“Before you went into the tunnel,” Joanna interrupted, “did you have an out-of-body experience?”

“No,” she said, just as promptly. “Mr. Mandrake said people sometimes do, but all I had was the tunnel and the light.”

Mr. Mandrake. Of course. She should have known. “He interviewed me last night,” Mrs. Davenport said. “Do you know him?”

Oh, yes, Joanna thought.

“He’s a famous author,” Mrs. Davenport said. “He wrote The Light at the End of the Tunnel. It was a best-seller, you know.”

“Yes, I know,” Joanna said.

“He’s working on a new one,” Mrs. Davenport said. “Messages from the Other Side. You know, you’d never know he was famous. He’s so nice. He has a wonderful way of asking questions.”

He certainly does, Joanna thought. She’d heard him: “When you went through the tunnel, you heard a buzzing sound, didn’t you? Would you describe the light you saw at the end of the tunnel as golden? Even though it was brighter than anything you’d ever seen, it didn’t hurt your eyes, did it? When did you meet the Angel of Light?” Leading wasn’t even the word.
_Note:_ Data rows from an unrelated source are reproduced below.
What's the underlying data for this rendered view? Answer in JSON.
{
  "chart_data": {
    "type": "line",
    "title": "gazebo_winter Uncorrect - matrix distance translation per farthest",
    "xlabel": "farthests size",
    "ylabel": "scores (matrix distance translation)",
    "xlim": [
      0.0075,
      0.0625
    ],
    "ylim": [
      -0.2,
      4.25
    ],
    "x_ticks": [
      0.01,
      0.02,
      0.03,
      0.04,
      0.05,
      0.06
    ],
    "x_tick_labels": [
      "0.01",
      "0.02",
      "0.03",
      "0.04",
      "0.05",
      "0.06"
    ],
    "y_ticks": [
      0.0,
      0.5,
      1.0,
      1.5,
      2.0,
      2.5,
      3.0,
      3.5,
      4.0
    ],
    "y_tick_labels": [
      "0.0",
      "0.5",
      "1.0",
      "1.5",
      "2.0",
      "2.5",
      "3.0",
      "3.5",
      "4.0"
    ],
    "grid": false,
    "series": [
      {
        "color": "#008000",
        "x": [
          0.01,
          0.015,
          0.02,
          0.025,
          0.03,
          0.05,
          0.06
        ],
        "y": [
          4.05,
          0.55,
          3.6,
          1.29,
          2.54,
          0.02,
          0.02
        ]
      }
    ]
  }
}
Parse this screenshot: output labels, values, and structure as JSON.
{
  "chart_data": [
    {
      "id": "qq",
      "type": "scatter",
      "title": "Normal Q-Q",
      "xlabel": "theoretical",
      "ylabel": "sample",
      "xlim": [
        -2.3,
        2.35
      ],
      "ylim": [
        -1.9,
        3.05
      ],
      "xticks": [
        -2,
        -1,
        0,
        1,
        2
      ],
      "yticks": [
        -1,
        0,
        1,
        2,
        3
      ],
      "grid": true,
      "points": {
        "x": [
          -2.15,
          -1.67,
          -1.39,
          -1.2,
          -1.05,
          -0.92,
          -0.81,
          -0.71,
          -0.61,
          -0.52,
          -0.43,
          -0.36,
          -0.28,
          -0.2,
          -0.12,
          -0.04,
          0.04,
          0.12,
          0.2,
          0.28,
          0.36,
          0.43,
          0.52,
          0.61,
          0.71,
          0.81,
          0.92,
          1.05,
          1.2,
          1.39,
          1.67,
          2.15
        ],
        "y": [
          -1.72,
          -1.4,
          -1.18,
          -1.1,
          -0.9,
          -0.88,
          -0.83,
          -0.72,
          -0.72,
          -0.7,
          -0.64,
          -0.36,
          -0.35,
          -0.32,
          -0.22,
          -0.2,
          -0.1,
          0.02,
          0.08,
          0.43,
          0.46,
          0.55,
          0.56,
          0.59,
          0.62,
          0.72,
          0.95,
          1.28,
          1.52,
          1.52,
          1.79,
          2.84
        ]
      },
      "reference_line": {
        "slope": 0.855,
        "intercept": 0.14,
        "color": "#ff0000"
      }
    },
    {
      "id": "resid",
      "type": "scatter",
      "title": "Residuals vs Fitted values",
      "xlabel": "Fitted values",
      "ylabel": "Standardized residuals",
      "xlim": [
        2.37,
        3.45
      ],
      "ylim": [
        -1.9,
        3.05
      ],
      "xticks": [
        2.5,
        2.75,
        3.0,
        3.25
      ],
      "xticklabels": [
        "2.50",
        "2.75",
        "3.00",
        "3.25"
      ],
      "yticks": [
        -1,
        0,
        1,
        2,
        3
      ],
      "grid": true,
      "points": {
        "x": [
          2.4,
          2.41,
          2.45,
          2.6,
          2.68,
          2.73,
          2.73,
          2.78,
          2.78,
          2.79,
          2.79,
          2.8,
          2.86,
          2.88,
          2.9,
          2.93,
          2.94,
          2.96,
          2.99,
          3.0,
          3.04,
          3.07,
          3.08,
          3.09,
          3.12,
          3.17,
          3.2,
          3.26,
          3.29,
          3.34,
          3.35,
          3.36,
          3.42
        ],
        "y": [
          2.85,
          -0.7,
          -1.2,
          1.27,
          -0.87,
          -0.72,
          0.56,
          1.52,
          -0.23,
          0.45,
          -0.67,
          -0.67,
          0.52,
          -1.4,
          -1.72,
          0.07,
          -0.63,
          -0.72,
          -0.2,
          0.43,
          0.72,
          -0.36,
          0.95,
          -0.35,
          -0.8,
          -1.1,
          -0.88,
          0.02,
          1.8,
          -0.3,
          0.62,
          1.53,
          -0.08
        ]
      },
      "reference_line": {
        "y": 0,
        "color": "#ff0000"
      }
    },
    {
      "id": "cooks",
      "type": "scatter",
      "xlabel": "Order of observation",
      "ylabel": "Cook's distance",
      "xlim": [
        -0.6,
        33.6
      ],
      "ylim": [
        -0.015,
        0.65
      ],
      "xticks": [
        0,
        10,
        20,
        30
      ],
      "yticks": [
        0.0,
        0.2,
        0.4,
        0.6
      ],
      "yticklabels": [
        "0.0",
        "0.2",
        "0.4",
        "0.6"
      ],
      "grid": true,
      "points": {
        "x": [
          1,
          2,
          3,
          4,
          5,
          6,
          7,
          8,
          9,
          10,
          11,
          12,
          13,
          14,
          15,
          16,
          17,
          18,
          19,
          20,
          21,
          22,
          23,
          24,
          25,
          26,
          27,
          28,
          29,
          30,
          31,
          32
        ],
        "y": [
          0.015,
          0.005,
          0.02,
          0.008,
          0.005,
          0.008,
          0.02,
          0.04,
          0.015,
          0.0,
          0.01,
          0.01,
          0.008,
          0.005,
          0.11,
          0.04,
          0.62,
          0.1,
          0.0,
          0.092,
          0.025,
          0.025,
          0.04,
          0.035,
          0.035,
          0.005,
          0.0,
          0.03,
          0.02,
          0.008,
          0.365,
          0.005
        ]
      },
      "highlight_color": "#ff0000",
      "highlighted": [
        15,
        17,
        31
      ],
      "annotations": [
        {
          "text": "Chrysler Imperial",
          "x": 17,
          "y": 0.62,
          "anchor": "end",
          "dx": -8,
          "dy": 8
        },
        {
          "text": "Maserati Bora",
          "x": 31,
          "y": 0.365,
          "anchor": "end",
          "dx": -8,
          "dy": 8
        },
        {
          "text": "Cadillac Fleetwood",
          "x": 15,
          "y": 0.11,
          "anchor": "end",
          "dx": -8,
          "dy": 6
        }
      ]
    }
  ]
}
And smiling, nodding encouragingly at the answers he wanted. Pursing his lips, asking, “Are you sure it wasn’t more of a buzzing than a ringing?” Frowning, asking concernedly, “And you don’t remember hovering above the operating table? You’re sure?”

They remembered it all for him, leaving their body and entering the tunnel and meeting Jesus, remembered the Light and the Life Review and the Meetings with Deceased Loved Ones. Conveniently forgetting the sights and sounds that didn’t fit and conjuring up ones that did. And completely obliterating whatever had actually occurred.

It was bad enough having Moody’s books out there and Embraced by the Light and all the other near-death-experience books and TV specials and magazine articles telling people what they should expect to see without having someone right here in Mercy General putting ideas in her subjects’ heads.